– Я слышал, что у маркиза серьезные финансовые затруднения, причем не только из-за неудачных вложений, но и по причине расточительства его супруги, – промолвил Лизарди. – Эта женщина не знает удержу ни в расходах, ни в любовных похождениях. До меня доходили слухи, что нынче у нее в любовниках состоит некий Агустин де Итурбиде, молодой офицер из провинции.
– Итурбиде испанец, – заметила Леона, – так что маркиз может посмотреть на это сквозь пальцы. Однако он не в силах снести публичное оскорбление со стороны пеона. С другой стороны, и вызвать его на дуэль он тоже не может: для испанского дворянина поединок с пеоном недопустим.

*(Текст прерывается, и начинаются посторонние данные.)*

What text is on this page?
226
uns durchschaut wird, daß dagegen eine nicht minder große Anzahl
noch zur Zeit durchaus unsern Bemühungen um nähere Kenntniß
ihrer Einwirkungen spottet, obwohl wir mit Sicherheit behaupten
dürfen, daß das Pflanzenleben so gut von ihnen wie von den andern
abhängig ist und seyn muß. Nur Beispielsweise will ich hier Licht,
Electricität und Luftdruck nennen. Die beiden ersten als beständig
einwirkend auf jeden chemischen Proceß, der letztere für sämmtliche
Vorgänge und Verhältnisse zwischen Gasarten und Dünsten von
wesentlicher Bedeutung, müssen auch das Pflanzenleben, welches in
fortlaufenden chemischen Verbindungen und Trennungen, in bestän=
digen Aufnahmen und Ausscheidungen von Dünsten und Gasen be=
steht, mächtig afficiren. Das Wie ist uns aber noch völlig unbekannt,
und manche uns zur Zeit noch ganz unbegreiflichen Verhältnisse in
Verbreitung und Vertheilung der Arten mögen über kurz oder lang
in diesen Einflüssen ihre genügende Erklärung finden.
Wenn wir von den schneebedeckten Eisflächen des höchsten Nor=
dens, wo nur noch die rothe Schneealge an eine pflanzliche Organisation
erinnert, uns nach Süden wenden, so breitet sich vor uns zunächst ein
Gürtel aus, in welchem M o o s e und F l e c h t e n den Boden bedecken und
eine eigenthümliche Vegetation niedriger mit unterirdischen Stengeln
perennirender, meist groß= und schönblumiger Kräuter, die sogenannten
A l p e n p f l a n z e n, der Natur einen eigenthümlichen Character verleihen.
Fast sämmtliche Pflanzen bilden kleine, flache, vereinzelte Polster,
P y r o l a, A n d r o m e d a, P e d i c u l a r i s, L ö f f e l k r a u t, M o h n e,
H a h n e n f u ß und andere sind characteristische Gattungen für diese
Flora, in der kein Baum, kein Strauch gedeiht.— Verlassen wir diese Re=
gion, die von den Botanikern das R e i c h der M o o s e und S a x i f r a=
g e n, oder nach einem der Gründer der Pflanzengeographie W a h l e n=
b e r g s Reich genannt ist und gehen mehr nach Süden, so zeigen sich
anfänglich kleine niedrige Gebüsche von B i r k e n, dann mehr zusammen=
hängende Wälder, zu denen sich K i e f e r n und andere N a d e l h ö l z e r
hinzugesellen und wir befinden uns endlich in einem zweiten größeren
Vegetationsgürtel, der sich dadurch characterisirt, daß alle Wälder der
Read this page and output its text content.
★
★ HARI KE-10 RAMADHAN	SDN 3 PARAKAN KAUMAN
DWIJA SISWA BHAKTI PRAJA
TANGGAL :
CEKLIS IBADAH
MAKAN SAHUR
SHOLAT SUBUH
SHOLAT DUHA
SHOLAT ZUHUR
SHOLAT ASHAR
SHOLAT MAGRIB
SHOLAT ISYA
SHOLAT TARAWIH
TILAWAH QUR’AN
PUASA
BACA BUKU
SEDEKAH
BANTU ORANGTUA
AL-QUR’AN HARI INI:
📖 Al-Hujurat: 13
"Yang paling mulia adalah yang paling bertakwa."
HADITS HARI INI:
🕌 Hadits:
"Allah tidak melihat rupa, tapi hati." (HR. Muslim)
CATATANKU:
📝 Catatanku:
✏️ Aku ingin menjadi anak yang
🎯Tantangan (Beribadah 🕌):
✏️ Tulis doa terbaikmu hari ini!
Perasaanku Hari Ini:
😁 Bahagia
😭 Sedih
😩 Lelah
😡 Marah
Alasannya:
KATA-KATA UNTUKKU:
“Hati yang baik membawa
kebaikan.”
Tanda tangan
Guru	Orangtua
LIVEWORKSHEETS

– Тем паче что дель Мира потерпел бы поражение, – вставил Квинтана Роо, – как и всякий другой, вздумавший драться с этим человеком. Говорят, ни на шпагах, ни на пистолетах ему нет равных.
– Но маркиз да и другие кабальеро, которых оскорбил Завала, непременно должны что-то сделать для защиты своей чести. Они не оставят это без отмщения, – не успокаивалась Леона.
Ракель знала, что так же думали все присутствующие, а возможно, и все испанцы в городе, и это разрывало ей сердце. Ведь хотя Хуан и выставил себя дураком из-за другой женщины, ее чувства к нему остались неизменными.
– Завала дорого заплатит за это, – заключила Леона, – и не на дуэльной площадке.
– Его убьют, – заявил Лизарди.
– Вы имеете в виду подлое убийство из засады, – сказала Ракель, после чего встала и покинула дом.
76
Умберто, маркиз дель Мира, вошел в спальню своей жены и встал позади супруги, как раз когда горничная заканчивала ее одевать. Сегодня на Изабелле было надето платье из серебристого шелка, искусно расшитое крученой золотой нитью и щедро увешанное драгоценностями. Пока служанка прилаживала на голову маркизе черную мантилью, та любовалась в зеркале роскошной гривой своих ниспадавших до талии золотых волос. Молодая женщина осталась довольна своим отражением. Светлые волосы сейчас были в моде, а она выписала из Милана особый, изготовленный алхимиками эликсир, способный придать золотым локонам ослепительный блеск.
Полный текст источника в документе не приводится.